Watch it diffuse into the room. After a while you become ‘used’ to it - it can’t be seen - that is when it is at its most dangerous.
You don’t realize the sheer amount of poison lurking in the air; poison which will soon become part of your body. You are helpless - you have to inhale the smoke, and allow it to snake around your system, depositing tar onto your lungs. When it gets to this stage you have no choice.
The way to stop this is to cease being ‘passive smokers’ and become active non-smokers: do not allow smokers to impose themselves with their cigarettes, to make you feel uncomfortable and smelly and put you under all manner of health risks.
Making a stand, however small, will eventually make smokers listen - far more, strangely, than warning them about the astonishing health risks that they are casually undertaking.
Smoking is not sociable and that it need not be tolerated. Smoking is not a ‘need’. Food and water are needs. Smoking is a short-term want.

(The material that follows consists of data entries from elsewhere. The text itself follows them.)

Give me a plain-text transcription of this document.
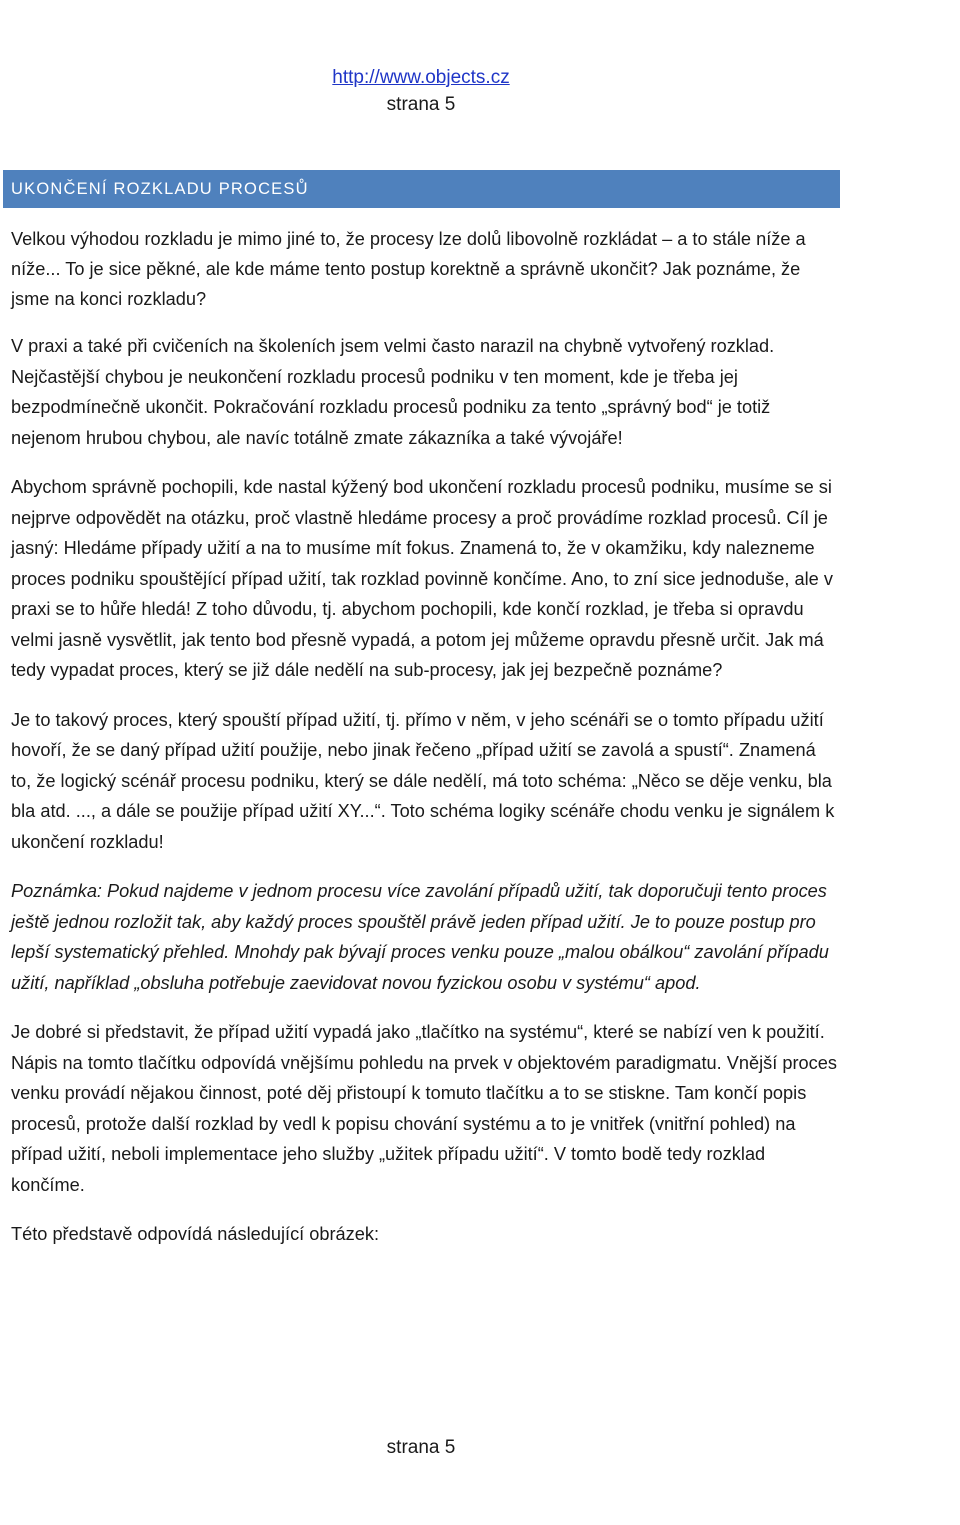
http://www.objects.cz
strana 5
UKONČENÍ ROZKLADU PROCESŮ

Velkou výhodou rozkladu je mimo jiné to, že procesy lze dolů libovolně rozkládat – a to stále níže a níže... To je sice pěkné, ale kde máme tento postup korektně a správně ukončit? Jak poznáme, že jsme na konci rozkladu?

V praxi a také při cvičeních na školeních jsem velmi často narazil na chybně vytvořený rozklad. Nejčastější chybou je neukončení rozkladu procesů podniku v ten moment, kde je třeba jej bezpodmínečně ukončit. Pokračování rozkladu procesů podniku za tento „správný bod“ je totiž nejenom hrubou chybou, ale navíc totálně zmate zákazníka a také vývojáře!

Abychom správně pochopili, kde nastal kýžený bod ukončení rozkladu procesů podniku, musíme se si nejprve odpovědět na otázku, proč vlastně hledáme procesy a proč provádíme rozklad procesů. Cíl je jasný: Hledáme případy užití a na to musíme mít fokus. Znamená to, že v okamžiku, kdy nalezneme proces podniku spouštějící případ užití, tak rozklad povinně končíme. Ano, to zní sice jednoduše, ale v praxi se to hůře hledá! Z toho důvodu, tj. abychom pochopili, kde končí rozklad, je třeba si opravdu velmi jasně vysvětlit, jak tento bod přesně vypadá, a potom jej můžeme opravdu přesně určit. Jak má tedy vypadat proces, který se již dále nedělí na sub-procesy, jak jej bezpečně poznáme?

Je to takový proces, který spouští případ užití, tj. přímo v něm, v jeho scénáři se o tomto případu užití hovoří, že se daný případ užití použije, nebo jinak řečeno „případ užití se zavolá a spustí“. Znamená to, že logický scénář procesu podniku, který se dále nedělí, má toto schéma: „Něco se děje venku, bla bla atd. ..., a dále se použije případ užití XY...“. Toto schéma logiky scénáře chodu venku je signálem k ukončení rozkladu!

Poznámka: Pokud najdeme v jednom procesu více zavolání případů užití, tak doporučuji tento proces ještě jednou rozložit tak, aby každý proces spouštěl právě jeden případ užití. Je to pouze postup pro lepší systematický přehled. Mnohdy pak bývají proces venku pouze „malou obálkou“ zavolání případu užití, například „obsluha potřebuje zaevidovat novou fyzickou osobu v systému“ apod.

Je dobré si představit, že případ užití vypadá jako „tlačítko na systému“, které se nabízí ven k použití. Nápis na tomto tlačítku odpovídá vnějšímu pohledu na prvek v objektovém paradigmatu. Vnější proces venku provádí nějakou činnost, poté děj přistoupí k tomuto tlačítku a to se stiskne. Tam končí popis procesů, protože další rozklad by vedl k popisu chování systému a to je vnitřek (vnitřní pohled) na případ užití, neboli implementace jeho služby „užitek případu užití“. V tomto bodě tedy rozklad končíme.

Této představě odpovídá následující obrázek:

strana 5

While short-term mentalities do fuel the problem, they can in fact be used as a tool for change: far more effective than spouting out statistics about the risks of various diseases years in the future, is to make a smoker stifle their craving or go elsewhere to smoke.
Smokers do have the right to smoke. But the right for non-smokers not to be subject to other peoples’ smoke must take priority.
It is vital that we stand up for this right, not only for our own benefit, but also for the benefit of smokers, who may well decide to question their lifestyles.
In Rwanda, smoking in bars and restaurants is already banned. But the ban has not been a success at all. People continue to ignore it with impunity.
Asking someone who is smoking near you not to smoke is not easy. Just let smokers know that you are not objecting to the fact that they smoke but you are asking them not to smoke near you. Be firm but polite.
It is between life and death and you cannot afford to be silent. Smokers too should learn to accept situations where they are offended by nonsmokers who tell them to keep distance. Offended smokers’ sense of dignity does not outweigh nonsmokers’ right to live.